Driving in school zones
With school back in session, how much care do you take when you're driving? We’ve put together some helpful tips to make sure you're driving carefully and looking out for pedestrians, especially children.
During school hours there are important road rules that apply. Official school days are Monday to Friday during school terms. While these rules don't apply on school holidays, weekends and public holidays, students and families can still be using ovals and facilities, so always take extra care when driving near school zones at any time of the day.
A speed limit of 40km/h applies in Tasmanian school zones during busier times of the day. Often there'll be a school zone sign that will reflect what these specific times are, or an electronic school zone sign that will use high visibility LED to display the set times. Remember to be vigilant for road signage to help you adhere to speed limits.
Both pedestrians and drivers need to share the roads safely together. You should always expect additional activity in school zones. Kids are likely to be getting in and out of cars, walking near vehicles and crossing roads. Children’s crossings are designed to make the roads safer to cross. When driving towards a children’s crossing, you need to slow down and be ready to stop for pedestrians.
School buses carry very vulnerable passengers and drivers need to show consideration when travelling near a bus. When you’re travelling within 50 metres of a school bus that has flashing or warning lights, you must slow to 40 km/h. This speed limit is applicable when you're driving toward or behind a bus from either direction.
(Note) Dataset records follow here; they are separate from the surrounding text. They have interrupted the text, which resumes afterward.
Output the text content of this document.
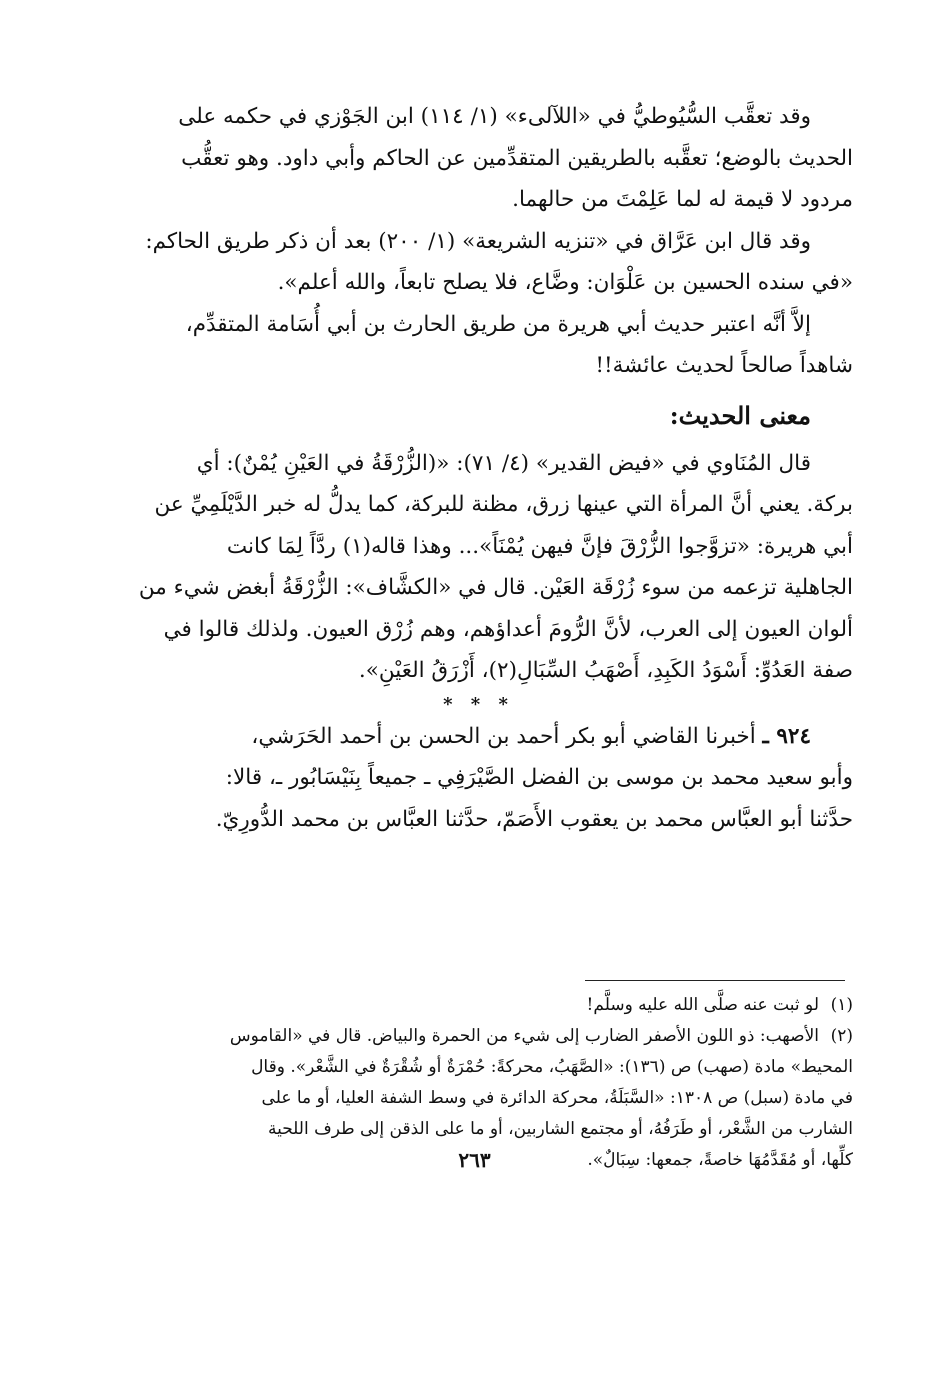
وقد تعقَّب السُّيُوطيُّ في «اللآلىء» (١/ ١١٤) ابن الجَوْزي في حكمه على

الحديث بالوضع؛ تعقَّبه بالطريقين المتقدِّمين عن الحاكم وأبي داود. وهو تعقُّب
مردود لا قيمة له لما عَلِمْتَ من حالهما.

وقد قال ابن عَرَّاق في «تنزيه الشريعة» (١/ ٢٠٠) بعد أن ذكر طريق الحاكم:

«في سنده الحسين بن عَلْوَان: وضَّاع، فلا يصلح تابعاً، والله أعلم».

إلاَّ أنَّه اعتبر حديث أبي هريرة من طريق الحارث بن أبي أُسَامة المتقدِّم،

شاهداً صالحاً لحديث عائشة!!

معنى الحديث:

قال المُنَاوي في «فيض القدير» (٤/ ٧١): «(الزُّرْقَةُ في العَيْنِ يُمْنٌ): أي

بركة. يعني أنَّ المرأة التي عينها زرق، مظنة للبركة، كما يدلُّ له خبر الدَّيْلَمِيِّ عن
أبي هريرة: «تزوَّجوا الزُّرْقَ فإنَّ فيهن يُمْنَاً»... وهذا قاله(١) ردَّاً لِمَا كانت
الجاهلية تزعمه من سوء زُرْقَة العَيْن. قال في «الكشَّاف»: الزُّرْقَةُ أبغض شيء من
ألوان العيون إلى العرب، لأنَّ الرُّومَ أعداؤهم، وهم زُرْق العيون. ولذلك قالوا في
صفة العَدُوِّ: أَسْوَدُ الكَبِدِ، أَصْهَبُ السِّبَالِ(٢)، أَزْرَقُ العَيْنِ».

* * *

٩٢٤ ـ أخبرنا القاضي أبو بكر أحمد بن الحسن بن أحمد الحَرَشي،

وأبو سعيد محمد بن موسى بن الفضل الصَّيْرَفِي ـ جميعاً بِنَيْسَابُور ـ، قالا:
حدَّثنا أبو العبَّاس محمد بن يعقوب الأَصَمّ، حدَّثنا العبَّاس بن محمد الدُّورِيّ.

(١)لو ثبت عنه صلَّى الله عليه وسلَّم!

(٢)الأصهب: ذو اللون الأصفر الضارب إلى شيء من الحمرة والبياض. قال في «القاموس
المحيط» مادة (صهب) ص (١٣٦): «الصَّهَبُ، محركةً: حُمْرَةٌ أو شُقْرَةٌ في الشَّعْر». وقال
في مادة (سبل) ص ١٣٠٨: «السَّبَلَةُ، محركة الدائرة في وسط الشفة العليا، أو ما على
الشارب من الشَّعْر، أو طَرَفُهُ، أو مجتمع الشاربين، أو ما على الذقن إلى طرف اللحية
كلِّها، أو مُقَدَّمُهَا خاصةً، جمعها: سِبَالٌ».

٢٦٣
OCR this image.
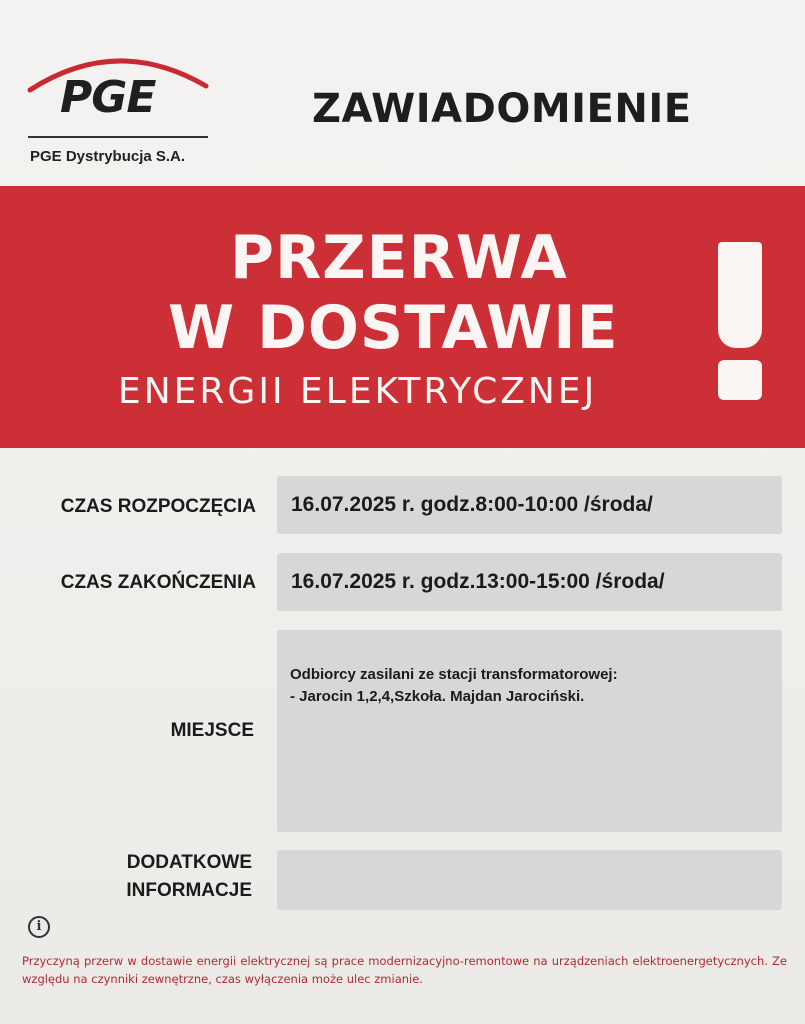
PGE
PGE Dystrybucja S.A.
ZAWIADOMIENIE
PRZERWA
W DOSTAWIE
ENERGII ELEKTRYCZNEJ
CZAS ROZPOCZĘCIA 16.07.2025 r. godz.8:00-10:00 /środa/
CZAS ZAKOŃCZENIA 16.07.2025 r. godz.13:00-15:00 /środa/
MIEJSCE
Odbiorcy zasilani ze stacji transformatorowej:
- Jarocin 1,2,4,Szkoła. Majdan Jarociński.
DODATKOWE
INFORMACJE
i
Przyczyną przerw w dostawie energii elektrycznej są prace modernizacyjno-remontowe na urządzeniach elektroenergetycznych. Ze względu na czynniki zewnętrzne, czas wyłączenia może ulec zmianie.
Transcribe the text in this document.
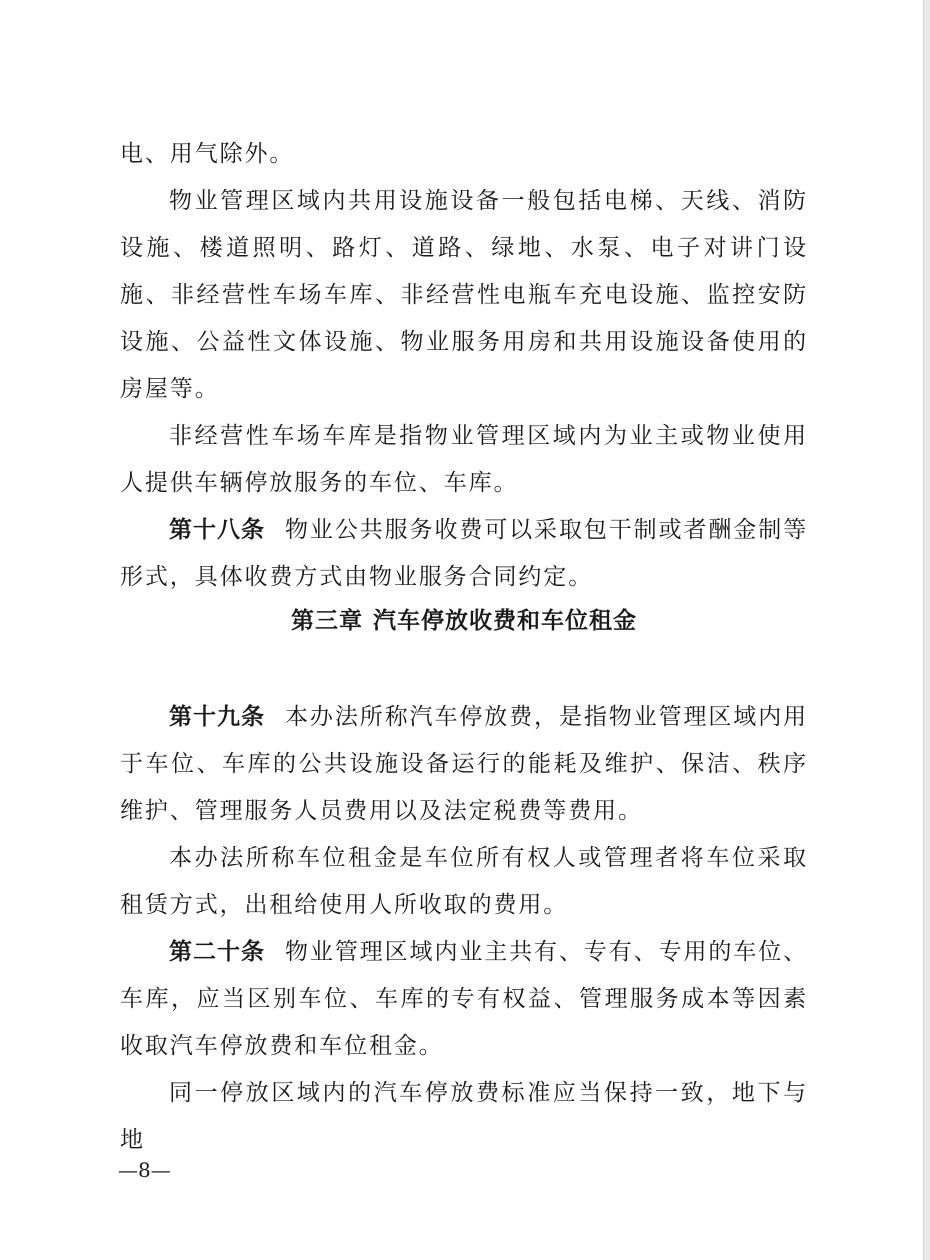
电、用气除外。

物业管理区域内共用设施设备一般包括电梯、天线、消防设施、楼道照明、路灯、道路、绿地、水泵、电子对讲门设施、非经营性车场车库、非经营性电瓶车充电设施、监控安防设施、公益性文体设施、物业服务用房和共用设施设备使用的房屋等。

非经营性车场车库是指物业管理区域内为业主或物业使用人提供车辆停放服务的车位、车库。

第十八条 物业公共服务收费可以采取包干制或者酬金制等形式，具体收费方式由物业服务合同约定。

第三章 汽车停放收费和车位租金

第十九条 本办法所称汽车停放费，是指物业管理区域内用于车位、车库的公共设施设备运行的能耗及维护、保洁、秩序维护、管理服务人员费用以及法定税费等费用。

本办法所称车位租金是车位所有权人或管理者将车位采取租赁方式，出租给使用人所收取的费用。

第二十条 物业管理区域内业主共有、专有、专用的车位、车库，应当区别车位、车库的专有权益、管理服务成本等因素收取汽车停放费和车位租金。

同一停放区域内的汽车停放费标准应当保持一致，地下与地

—8—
You should also be prepared to navigate your vehicle through speed humps when travelling in school zones. Speed humps are intended to gradually lower the speed of traffic to reduce the chances of collision and injury to pedestrians. They can cause significant damage to a vehicle if you're travelling too fast. So slow down and drive over speed humps with caution.
Back to school time affects everyone in the Tasmanian community, so let’s all be mindful to share the road safely together.